Can I say something about Civil War? Overall, loved it. However, it was kind of annoying that they took Iron Man from being one side of a very sensible debate to being a complete wackjob. In this series, he secretly hires some Russian gun-for-hire to attack him and help prove some kind of point. I can't remember who it was. Das Bullet or some such shit.

Anyway, he does the whole thing to badly prove a point, and he keeps it a secret from Spider-Man, who explicitly asks whether or not that is exactly what's going on.

That's enough. I just saw it as taking that part of the story too far when really the whole appeal of the story is having two equally opposed, equally justified sides. Once you turn one side into the side being led by a maniac, you kind of kill the story.

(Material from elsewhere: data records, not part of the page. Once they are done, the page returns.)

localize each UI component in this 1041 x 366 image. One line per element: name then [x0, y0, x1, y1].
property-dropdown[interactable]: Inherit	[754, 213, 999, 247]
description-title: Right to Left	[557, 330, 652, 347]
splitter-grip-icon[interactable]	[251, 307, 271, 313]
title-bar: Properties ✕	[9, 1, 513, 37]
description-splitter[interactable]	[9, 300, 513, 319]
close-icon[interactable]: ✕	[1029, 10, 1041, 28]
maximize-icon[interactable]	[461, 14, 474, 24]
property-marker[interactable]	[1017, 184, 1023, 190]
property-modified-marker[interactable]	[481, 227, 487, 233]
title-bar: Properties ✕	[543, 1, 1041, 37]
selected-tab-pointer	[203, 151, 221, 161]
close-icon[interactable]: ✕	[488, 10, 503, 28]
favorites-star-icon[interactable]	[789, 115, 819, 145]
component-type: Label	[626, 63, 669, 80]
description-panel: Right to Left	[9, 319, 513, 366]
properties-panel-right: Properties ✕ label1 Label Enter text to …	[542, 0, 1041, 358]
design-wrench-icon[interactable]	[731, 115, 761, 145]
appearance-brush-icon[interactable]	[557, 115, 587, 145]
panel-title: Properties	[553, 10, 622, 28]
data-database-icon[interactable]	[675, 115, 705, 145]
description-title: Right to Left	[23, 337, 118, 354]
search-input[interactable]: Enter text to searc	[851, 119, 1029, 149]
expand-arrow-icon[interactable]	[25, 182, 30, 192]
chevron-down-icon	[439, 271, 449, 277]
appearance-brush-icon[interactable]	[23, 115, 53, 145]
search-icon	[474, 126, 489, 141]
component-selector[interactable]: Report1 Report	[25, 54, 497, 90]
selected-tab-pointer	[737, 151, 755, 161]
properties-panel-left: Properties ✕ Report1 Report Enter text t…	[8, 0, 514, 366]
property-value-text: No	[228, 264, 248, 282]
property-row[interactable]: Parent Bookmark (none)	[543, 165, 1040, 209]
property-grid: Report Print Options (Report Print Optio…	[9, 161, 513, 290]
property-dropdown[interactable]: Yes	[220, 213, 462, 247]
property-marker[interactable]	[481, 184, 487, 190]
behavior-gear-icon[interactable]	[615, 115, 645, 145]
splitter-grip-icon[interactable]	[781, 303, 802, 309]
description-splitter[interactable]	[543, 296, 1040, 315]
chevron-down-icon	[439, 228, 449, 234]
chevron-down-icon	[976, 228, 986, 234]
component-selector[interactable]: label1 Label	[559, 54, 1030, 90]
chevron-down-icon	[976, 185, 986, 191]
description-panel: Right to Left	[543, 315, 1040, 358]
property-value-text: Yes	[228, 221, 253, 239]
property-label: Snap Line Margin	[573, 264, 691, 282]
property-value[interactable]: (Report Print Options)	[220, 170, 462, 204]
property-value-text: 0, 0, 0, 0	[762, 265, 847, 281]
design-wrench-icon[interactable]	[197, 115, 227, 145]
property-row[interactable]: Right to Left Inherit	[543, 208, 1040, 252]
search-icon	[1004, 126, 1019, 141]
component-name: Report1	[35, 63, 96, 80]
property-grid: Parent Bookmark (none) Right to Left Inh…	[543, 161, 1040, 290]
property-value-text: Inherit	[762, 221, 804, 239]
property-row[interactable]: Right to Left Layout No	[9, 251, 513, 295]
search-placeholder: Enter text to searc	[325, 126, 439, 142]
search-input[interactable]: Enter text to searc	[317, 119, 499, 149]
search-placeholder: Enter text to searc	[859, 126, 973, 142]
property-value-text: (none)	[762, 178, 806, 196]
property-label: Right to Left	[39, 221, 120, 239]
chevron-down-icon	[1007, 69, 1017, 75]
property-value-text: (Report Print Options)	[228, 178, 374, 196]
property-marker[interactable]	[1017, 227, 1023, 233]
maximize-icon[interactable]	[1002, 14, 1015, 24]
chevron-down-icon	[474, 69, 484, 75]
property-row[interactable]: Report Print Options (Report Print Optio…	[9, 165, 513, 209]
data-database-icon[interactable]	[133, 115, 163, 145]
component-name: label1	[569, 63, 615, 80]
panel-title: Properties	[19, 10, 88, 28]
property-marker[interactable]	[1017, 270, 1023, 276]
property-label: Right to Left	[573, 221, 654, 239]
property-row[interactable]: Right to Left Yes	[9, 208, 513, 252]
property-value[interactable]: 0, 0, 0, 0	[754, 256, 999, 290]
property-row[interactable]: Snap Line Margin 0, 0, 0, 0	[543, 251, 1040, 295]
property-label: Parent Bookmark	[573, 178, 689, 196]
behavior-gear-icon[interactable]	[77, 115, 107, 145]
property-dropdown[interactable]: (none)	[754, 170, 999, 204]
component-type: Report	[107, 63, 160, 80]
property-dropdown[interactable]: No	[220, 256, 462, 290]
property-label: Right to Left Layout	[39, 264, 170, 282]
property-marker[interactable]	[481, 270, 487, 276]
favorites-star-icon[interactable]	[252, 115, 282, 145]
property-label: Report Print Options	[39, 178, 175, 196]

Anyway, there were a couple baffling things about these issues. First:Okay, so my understanding is that Peter Parker and Tony Stark are talking about some kind of injury Mary Jane got. Peter says something like, "I was wondering what exactly you did for her..." and this conversation comes up. Then, in the middle, they both look straight at the reader like, "Huh? You know what I'm saying, dontcha?"

What the fuck? Is there a joke here I'm missing? My best guess is that the joke is, "Holy shit, we broke her arm and in the first panels of the comic she looked fine! We gotta write our way around this!"

Well haha. Some math: This panel is 1/3 of a page, and let's assume this is a 22-page issue. If you divide it up, you're paying about 14 cents per page. Divide by three, eh, just over 5 cents for that panel acknowledging that they fucked up earlier. I'll pass, thanks.

But it gets worse:



I'm not a big fan of editor's notes as-is. It's kind of a cute, comic-booky thing to do, but even the brief ones that say, "Remember ish #457, idiots?" are pretty unnecessary. But this, this goes on and on until even a third, boss editor gets involved. So we have a story within a story, but the story within the story is occurring outside the story, and is in fact creating the story in which it is contained. Pretty meta. WAY more meta than funny.

I will say that these issues certainly provided the most compact, coherent pro/con debate for the registration that led to Civil War. It was done in what is essentially a courtroom scene, which is a scene that No One needs to see ever again. But at least they did it.